Damian Kozlowski, The Bancorp’s Chief Executive Officer, said, “Discontinued operations and Walnut Street were reevaluated with updated values, which resulted in a significant charge during the fourth quarter. We’ve reviewed the related loan processes and enhanced related governance. A commercial credit, in the discontinued loan portfolio, was impacted by suspected fraud leading to a write-down and loss in discontinued operations. We’ve added additional details in this release on our credits from discontinued operations including a chart detailing the types of assets and other related information. Our goal, as stated before, is to reduce risk in the portfolios and complete an orderly wind-down with the least amount of future volatility.

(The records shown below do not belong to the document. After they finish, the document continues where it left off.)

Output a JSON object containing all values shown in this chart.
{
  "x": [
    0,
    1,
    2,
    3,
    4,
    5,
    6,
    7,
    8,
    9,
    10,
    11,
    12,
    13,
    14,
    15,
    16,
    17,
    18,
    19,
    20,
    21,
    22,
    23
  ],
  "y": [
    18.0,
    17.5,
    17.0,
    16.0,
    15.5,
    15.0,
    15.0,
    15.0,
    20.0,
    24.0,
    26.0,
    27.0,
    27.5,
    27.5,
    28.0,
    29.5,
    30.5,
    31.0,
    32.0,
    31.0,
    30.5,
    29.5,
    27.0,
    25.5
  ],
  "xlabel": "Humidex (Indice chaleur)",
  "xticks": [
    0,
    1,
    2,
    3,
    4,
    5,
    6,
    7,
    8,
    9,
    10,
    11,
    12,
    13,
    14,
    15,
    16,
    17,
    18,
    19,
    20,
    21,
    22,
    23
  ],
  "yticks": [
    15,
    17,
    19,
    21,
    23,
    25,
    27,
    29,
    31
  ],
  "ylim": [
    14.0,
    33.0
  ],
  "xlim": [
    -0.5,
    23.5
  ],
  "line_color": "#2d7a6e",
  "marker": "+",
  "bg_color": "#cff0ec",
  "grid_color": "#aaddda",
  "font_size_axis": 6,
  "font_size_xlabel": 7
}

Our continuing operations results, excluding the charge to Walnut Street which resulted from the 2014 financing of the sale of certain discontinued operations loans, showed improvement this quarter. This improvement reflected the elimination of the BSA lookback expense which terminated in the prior quarter. It also reflected continuing revenue growth, while expense cuts and restructuring are also beginning to have an impact on profitability. While certain of the expense cuts are not immediate, we have targeted total 2017 expense reductions of $20 million.”